The keratinocytes act as an umbrella of tissue covering the peripheral nerve endings in the epidermis, influencing each other. The expression of neuroactivators and voltage and ion-gated channels in the epidermis are suggestive for complex autocrine and paracrine signaling between keratinocytes and neural tissues, influencing sensory signaling.27 For example, activation with light of keratinocytes, through genetically engineered channel rhodopsin, resulted in a withdrawal reflex, similar to a painful stimulus.27 This behavior coincided with electrical signals in the nerves, even though the nerves themselves were not light sensitive. Another animal study showed that stimulation with capsaicin in mice with TRPV1 receptors expressed only on the keratinocytes but not on peripheral nerves evoked acute paw-licking nocifensive behavior and a conditioned place aversion reaction.28 Another animal model revealed that stimulation of CB2 cannabis receptors present on keratinocytes, but not on peripheral nerves, led to an indirect antinociceptive effect through release of β-endorphin from keratinocytes.29 These experiments clearly indicate that keratinocyte stimulation alone can result in the activation of peripheral sensory nerve endings embedded in the epidermis.

Nav receptors, the main targets of phenytoin, are not only widely distributed on the peripheral nerve endings in the epidermis but also on the keratinocytes.30,31 In chronic pain states, the expression on keratinocytes of the subtypes Nav1.5, 1.6 and 1.7 is increased, while Nav1.1, 1.2 and 1.8 also appear on keratinocytes.31 The fast onset of action and the absence of detection of phenytoin levels in the blood thus might be explained by the fact that phenytoin besides directly acting on Nav receptors of peripheral nerve endings, also acts on Nav receptors on keratinocytes.

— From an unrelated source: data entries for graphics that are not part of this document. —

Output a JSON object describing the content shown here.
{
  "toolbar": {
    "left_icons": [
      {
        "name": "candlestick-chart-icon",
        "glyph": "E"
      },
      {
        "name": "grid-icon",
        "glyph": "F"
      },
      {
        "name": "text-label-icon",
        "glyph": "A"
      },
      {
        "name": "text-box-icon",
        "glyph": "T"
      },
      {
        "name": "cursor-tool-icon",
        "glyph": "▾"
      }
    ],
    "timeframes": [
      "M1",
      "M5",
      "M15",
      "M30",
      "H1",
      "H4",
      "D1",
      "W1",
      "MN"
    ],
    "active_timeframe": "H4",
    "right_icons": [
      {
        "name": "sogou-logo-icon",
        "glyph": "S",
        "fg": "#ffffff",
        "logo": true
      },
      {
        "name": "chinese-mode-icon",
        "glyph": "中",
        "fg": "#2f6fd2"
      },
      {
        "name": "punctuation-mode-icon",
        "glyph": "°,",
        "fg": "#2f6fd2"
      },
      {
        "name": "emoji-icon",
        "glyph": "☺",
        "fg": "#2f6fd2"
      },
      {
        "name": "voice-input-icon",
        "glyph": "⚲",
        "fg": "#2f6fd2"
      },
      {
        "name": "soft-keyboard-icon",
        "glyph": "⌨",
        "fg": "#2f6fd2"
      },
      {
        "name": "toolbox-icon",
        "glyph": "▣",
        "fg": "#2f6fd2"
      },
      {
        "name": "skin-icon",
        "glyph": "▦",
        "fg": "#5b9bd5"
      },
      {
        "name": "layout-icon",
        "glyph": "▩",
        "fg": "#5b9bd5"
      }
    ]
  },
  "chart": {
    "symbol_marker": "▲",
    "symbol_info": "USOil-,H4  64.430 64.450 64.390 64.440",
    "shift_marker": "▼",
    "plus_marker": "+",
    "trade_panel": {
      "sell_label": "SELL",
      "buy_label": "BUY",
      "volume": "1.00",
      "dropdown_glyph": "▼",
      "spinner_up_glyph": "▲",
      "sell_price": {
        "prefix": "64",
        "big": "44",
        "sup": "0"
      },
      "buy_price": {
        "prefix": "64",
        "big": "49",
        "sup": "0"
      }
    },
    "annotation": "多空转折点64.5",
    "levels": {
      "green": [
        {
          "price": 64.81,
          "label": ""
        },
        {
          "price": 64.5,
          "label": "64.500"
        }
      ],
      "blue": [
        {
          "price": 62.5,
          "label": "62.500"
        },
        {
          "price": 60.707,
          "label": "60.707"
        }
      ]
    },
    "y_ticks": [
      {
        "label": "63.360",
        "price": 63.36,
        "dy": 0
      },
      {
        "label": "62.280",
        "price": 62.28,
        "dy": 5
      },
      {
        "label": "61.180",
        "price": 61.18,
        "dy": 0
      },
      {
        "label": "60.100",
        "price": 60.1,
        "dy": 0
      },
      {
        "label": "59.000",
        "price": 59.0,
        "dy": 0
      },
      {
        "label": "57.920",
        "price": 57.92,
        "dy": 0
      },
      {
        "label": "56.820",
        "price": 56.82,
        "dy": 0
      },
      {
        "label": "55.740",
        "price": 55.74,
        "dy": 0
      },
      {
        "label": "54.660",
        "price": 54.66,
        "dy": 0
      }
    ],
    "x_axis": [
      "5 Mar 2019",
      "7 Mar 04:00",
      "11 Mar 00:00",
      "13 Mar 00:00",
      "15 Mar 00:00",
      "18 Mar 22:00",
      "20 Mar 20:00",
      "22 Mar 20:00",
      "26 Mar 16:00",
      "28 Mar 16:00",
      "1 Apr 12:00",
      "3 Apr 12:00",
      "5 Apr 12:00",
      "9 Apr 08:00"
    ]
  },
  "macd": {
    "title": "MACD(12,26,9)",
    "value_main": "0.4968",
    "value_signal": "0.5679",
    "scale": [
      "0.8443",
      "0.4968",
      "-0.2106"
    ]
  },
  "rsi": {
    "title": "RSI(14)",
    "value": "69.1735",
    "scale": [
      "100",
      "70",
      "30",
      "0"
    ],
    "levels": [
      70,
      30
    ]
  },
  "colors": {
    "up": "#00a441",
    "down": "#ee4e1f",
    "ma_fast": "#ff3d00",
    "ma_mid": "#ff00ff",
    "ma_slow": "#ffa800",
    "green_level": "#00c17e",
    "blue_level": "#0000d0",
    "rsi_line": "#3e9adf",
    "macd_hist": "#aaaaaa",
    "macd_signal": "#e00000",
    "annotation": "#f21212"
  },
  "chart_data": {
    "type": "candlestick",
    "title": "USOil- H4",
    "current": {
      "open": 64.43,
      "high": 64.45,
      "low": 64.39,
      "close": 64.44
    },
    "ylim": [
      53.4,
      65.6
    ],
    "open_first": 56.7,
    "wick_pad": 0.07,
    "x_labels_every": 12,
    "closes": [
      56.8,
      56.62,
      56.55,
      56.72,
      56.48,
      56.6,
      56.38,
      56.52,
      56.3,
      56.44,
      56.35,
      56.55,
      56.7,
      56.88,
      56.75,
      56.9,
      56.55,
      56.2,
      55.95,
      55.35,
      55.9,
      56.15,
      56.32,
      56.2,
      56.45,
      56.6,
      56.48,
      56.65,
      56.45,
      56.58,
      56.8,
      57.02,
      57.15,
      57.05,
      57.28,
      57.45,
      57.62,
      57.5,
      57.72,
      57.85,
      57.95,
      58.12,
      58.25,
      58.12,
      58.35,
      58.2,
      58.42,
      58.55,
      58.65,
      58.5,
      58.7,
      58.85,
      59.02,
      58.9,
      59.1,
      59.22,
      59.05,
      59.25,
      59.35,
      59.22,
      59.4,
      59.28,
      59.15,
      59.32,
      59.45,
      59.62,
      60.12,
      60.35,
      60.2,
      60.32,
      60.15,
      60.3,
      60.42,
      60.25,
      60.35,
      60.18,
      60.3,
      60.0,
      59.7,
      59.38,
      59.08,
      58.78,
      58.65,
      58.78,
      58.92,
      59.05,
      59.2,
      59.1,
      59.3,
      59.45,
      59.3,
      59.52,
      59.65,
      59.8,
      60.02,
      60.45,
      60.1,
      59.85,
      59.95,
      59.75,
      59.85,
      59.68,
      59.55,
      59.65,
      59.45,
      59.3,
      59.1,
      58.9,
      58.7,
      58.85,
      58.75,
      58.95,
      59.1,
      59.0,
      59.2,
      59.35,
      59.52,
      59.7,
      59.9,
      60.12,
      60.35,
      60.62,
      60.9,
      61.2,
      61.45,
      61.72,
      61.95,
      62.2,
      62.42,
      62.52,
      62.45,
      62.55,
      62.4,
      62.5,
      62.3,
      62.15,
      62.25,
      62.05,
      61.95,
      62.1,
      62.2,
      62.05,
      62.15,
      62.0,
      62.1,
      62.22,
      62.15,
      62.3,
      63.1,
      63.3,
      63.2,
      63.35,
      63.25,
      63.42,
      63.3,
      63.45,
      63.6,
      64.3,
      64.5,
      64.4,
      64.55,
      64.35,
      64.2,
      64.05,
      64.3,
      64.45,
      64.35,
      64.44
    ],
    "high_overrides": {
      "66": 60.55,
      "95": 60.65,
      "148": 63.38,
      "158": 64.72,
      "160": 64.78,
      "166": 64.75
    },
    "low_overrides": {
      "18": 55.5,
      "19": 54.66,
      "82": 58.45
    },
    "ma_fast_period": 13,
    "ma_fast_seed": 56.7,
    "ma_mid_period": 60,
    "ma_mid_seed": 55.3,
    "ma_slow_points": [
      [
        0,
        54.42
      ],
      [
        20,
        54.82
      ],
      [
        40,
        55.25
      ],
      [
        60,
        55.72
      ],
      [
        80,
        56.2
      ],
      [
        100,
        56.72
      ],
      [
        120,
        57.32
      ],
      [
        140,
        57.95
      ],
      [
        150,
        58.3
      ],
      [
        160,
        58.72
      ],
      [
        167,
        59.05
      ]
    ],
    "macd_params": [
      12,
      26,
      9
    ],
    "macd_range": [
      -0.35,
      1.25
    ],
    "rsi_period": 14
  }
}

Our observation that phenytoin cream also has an analgesic effect beyond placebo in patients with musculoskeletal pain can be explained, and can be observed in two further diagnoses: fibromyalgia and myofascial pain syndrome. Fibromyalgia is chronic widespread diffuse musculoskeletal pain and tenderness, with the presence of peripheral and central sensitization.32 About 50% of fibromyalgia patients have concomitantly a small fiber neuropathy, which has been confirmed with skin biopsy.33,34 The pain reducing effect of phenytoin cream in fibromyalgia patients could be explained due to dampening the coexistent small fiber neuropathic pain, and reduction of peripheral input, resulting in silencing central sensitization.

Myofascial pain syndrome consists of focal hyperalgesic myofascial contractures, termed myofascial trigger points, which results in hyperalgesia at the trigger points involving the muscle, subcutis and the skin.35,36 In this pain syndrome peripheral and central sensitization have been described.35 Hyperalgesia can be effectively reduced with a local topical Nav blocker, such as lidocaine,36 and possibly also with phenytoin.

Previously, we speculated that the mechanism of action of topical phenytoin would be linked to three tissue components of the skin: small nerve fibers, keratinocytes and immunocompetent cells.11 Our current findings further support this speculation, and encourage a rethinking about the therapeutic role of targeting the skin in chronic pain. The skin might very well function as a biofeedback system, sending inhibiting signals to the central nervous system.37

Conclusion

In patients with chronic pain, no phenytoin plasma levels were detected after around 2 weeks usage of topical phenytoin cream in a dose-range of 10% to 30%. Furthermore, no systemic side effects were reported. This is suggestive of a peripheral mechanism of action, in which the skin seems to act as a biofeedback system.